For what it's worth, in my more complex application I have different memory allocators for compile time and run time, so I want to do something like this
if consteval {
p = my_consteval_allocator(n);
}
else {
p = my_real_allocator(n);
}
with similar logic for deallocation. Unfortunately, the compiler is trying to call my_consteval_allocator in non-constexpr contexts when it knows the allocation size required.
if (std::is_constant_evaluted()) is just a completely normal if control flow, only that std::is_constant_evaluted() evaluates to either true or false depending on whether or not the evaluation happens in a context that is manifestly constant-evaluated.
In particular, if a call to a consteval function appears in an if (std::is_constant_evaluted()) branch then, usually, the call to this function must in itself be a constant expression where it appears.
Because n is a function parameter whose value is not known at compile time plusone(n) when the function is defined, it is not a constant expression.
if consteval has stronger semantics. It is known that the first branch of such an if can only ever be executed at compile time and therefore calls to consteval functions appearing within it are not required to be themselves constant expressions. They must only be constant subexpressions when evaluating the whole constant expression that leads to the call of the function containing the if consteval statement.
So, always use if consteval and forget that std::is_constant_evaluted() exists, unless you need to support C++20. But if you need that, then you can't use consteval functions either.
In not_consteval, the call to maybeplusone is not a context that is manifestly constant-evaluated and therefore the runtime branch of if consteval will be chosen. The code is valid with if consteval instead of if(std::is_constant_evaluated()) and it compiles for me on both GCC and Clang.
Regarding your last example: With if consteval it should be fine and the compiler ought to not call my_consteval_allocator except in the context of an evaluation that is manifestly constant-evaluated. The items that can likely give you problems are the special cases for initialization of const integral or enumeration type variables and for static or thread storage duration variables. In these cases constant expression evaluation can happen although it isn't obvious from the syntax.

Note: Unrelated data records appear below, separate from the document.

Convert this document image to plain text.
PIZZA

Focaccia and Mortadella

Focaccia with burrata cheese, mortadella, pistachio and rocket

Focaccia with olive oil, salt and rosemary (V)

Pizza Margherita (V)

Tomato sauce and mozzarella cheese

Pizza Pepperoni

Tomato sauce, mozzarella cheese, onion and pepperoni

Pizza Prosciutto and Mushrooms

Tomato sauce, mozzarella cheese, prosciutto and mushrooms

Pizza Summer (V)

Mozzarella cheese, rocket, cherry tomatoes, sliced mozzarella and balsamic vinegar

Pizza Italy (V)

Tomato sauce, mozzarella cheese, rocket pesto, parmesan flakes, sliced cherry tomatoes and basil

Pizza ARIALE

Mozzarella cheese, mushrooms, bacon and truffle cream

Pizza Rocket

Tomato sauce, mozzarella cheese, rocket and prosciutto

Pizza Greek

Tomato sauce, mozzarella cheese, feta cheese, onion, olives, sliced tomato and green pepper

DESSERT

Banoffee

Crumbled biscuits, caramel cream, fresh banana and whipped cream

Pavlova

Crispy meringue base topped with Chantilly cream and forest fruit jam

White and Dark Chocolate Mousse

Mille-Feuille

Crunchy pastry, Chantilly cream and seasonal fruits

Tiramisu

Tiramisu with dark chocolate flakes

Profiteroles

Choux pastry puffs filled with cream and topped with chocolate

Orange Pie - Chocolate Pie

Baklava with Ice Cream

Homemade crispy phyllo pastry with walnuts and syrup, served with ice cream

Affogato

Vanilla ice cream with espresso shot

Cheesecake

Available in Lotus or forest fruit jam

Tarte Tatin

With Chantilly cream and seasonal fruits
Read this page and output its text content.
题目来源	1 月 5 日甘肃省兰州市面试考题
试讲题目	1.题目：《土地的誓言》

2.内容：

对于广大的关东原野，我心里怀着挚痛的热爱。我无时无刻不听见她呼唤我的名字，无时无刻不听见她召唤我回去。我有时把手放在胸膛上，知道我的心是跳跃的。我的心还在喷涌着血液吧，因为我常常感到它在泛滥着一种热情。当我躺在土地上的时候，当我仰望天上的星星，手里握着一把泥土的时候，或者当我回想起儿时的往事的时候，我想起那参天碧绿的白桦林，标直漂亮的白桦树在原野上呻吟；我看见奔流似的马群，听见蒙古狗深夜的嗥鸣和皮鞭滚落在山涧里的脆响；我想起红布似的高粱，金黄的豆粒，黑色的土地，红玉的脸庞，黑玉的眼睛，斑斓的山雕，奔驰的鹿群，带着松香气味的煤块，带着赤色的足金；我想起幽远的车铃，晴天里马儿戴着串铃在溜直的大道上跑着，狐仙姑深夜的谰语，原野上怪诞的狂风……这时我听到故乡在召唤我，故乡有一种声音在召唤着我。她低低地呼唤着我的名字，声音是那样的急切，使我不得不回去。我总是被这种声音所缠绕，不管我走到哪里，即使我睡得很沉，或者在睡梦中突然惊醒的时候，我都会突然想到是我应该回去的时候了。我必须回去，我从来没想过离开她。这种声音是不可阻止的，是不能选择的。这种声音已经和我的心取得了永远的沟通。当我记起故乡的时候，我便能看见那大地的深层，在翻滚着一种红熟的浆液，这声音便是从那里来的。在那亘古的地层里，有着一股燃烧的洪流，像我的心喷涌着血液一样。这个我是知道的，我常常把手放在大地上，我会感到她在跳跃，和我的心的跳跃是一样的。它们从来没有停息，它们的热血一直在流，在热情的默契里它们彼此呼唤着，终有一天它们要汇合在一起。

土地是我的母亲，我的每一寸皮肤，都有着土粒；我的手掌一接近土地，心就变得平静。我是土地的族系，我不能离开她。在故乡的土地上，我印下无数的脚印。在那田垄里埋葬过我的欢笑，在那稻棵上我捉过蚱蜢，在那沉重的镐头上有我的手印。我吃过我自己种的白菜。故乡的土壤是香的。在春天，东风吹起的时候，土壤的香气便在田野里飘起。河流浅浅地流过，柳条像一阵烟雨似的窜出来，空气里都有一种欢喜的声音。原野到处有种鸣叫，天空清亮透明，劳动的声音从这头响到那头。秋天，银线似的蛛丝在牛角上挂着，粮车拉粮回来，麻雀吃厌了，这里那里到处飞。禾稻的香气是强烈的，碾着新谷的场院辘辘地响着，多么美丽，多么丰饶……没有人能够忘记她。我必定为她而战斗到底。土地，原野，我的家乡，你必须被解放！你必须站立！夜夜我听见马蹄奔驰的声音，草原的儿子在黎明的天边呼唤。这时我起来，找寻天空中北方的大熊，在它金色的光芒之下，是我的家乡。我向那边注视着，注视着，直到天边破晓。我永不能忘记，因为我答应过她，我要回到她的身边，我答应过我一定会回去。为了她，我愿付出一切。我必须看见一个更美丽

However, it is a problem that the runtime and compile-time branches have different meaning. You can easily cause an allocation to happen in a manifestly constant-evaluated context, then leak the pointer into a runtime context and accidentally call the runtime deallocation on it. You would always have to manually verify the context in which the functions are called so that they match.
Of course such a leak shouldn't happen. An allocation in a constant expression must also always be deallocated in the same expression. So if my_consteval_allocator uses new, then the compiler will complain about this situation already on the allocation anyway.